Certains profitaient du voyage de retour à moindre frais. D'autres avaient perdu leur équipage dans les innombrables conflits qui secouaient Port-des-Pillards, voir même dans la jungle. Le sentiment d'appartenance c'était important. Surtout dans un endroit où l'on n'aurait aucune peine à enjamber le cadavre encore chaud d'un malheureux afin d'aller se saouler.
Dans l'après-midi, alors que le soleil lui battait le front et les joues, Giovanni revint, portant une barrique. Suivaient des hommes d'équipage avec d'autres tonneaux, des livres de viande salée, du jambon, des caisses de rhum. Le plein avant le départ.
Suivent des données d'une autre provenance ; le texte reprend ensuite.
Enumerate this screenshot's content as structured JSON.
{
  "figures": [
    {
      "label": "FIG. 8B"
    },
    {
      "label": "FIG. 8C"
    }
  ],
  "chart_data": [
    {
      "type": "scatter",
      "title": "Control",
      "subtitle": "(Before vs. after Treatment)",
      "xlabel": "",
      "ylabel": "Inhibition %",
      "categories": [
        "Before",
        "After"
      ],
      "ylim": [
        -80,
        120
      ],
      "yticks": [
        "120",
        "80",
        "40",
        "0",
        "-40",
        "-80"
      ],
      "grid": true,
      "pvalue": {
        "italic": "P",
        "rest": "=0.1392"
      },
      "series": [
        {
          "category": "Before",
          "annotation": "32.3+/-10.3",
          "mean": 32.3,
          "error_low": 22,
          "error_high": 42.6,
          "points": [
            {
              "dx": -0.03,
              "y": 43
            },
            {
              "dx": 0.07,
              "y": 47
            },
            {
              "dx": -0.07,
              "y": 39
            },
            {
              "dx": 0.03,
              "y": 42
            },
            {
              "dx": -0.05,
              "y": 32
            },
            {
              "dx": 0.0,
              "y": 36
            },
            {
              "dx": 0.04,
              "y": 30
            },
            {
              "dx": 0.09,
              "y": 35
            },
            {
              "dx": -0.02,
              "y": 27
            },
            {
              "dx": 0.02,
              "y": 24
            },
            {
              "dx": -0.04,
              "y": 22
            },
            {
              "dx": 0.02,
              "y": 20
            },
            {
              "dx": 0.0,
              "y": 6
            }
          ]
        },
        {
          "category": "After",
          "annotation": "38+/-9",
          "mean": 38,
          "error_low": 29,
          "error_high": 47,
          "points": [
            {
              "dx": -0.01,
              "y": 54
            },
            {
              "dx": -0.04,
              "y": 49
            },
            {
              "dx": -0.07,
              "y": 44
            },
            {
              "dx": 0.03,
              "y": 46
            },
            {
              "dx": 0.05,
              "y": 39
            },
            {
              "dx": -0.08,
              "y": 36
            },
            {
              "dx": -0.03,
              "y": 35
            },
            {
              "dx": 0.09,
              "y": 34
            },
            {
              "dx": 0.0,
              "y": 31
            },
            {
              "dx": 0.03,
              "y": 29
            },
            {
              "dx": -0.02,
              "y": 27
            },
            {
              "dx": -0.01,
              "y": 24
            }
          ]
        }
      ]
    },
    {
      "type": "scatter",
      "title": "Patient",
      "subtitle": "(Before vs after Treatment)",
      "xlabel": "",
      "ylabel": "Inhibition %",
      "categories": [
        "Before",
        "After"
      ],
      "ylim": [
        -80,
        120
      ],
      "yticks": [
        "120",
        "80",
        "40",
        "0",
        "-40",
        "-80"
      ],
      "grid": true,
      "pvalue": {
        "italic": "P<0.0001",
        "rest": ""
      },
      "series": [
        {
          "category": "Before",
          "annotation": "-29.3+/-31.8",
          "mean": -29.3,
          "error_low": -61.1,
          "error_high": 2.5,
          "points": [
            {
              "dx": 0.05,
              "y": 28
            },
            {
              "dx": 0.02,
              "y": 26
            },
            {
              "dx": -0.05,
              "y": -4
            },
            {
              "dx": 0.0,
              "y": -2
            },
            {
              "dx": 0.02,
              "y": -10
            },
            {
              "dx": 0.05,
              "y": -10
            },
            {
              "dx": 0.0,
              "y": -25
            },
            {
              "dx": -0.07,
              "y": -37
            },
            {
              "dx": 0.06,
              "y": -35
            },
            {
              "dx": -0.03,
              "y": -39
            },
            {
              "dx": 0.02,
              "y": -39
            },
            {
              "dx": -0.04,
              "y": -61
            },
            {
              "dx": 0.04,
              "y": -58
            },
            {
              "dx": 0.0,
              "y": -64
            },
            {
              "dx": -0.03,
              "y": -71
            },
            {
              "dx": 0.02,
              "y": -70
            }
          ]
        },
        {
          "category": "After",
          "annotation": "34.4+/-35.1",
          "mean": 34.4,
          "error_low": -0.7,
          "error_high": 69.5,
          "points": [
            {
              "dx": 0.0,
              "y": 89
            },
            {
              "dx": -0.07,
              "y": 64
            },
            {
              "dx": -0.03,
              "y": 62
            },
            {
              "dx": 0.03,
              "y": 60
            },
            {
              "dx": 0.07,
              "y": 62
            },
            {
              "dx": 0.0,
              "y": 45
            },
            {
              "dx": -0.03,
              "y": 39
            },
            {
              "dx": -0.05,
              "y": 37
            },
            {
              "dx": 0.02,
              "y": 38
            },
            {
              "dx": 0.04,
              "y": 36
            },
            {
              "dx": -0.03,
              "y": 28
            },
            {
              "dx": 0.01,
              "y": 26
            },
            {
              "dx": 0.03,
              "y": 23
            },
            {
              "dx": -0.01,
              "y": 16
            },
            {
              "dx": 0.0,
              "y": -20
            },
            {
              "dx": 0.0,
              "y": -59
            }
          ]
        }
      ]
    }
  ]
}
Le soir, tout ce beau monde se retrouva à une taverne. L'alcool dégoulinait des commissures des lèvres, l'air s'emplissait de la fumée de tabac. Qui savait le temps qu'il faudrait avant de retrouver un lieu de débauche et de perdition en mer ? Alors en attendant, les survivants de l'expédition savoureraient chaque gorgée.
Réveil difficile, encore une journée à entretenir et préparer la Sirène. Globalement, les figures connues semblaient se porter un peu mieux. La jungle ne serait bientôt qu'un mauvais souvenir. Un souvenir persistant dans les chairs et les esprits, mais un souvenir. Et pour citer Ivanka : "Un souvenir ça se rince avec de la gnôle et du cirage de pont."
Deux jours plus tard ils rembarquaient. Tout l'équipage à son poste, des gabiers au cuistot. Les voiles se gonflèrent au vent, le pavillon noir claqua. Des pirates s'exclamèrent, sabres en l'air, saluant la retrouvaille avec l'océan si craint et si aimé.

Les cales du navire alourdies par l'or que les boucaniers n'avaient pas encore dépensé, de nouvelles faces au sein de l'équipage. Ils retournaient à l'océan pour les semaines à venir. Vers quelle destination ? Il l'ignorait. Bien loin des Amazones dans tous les cas.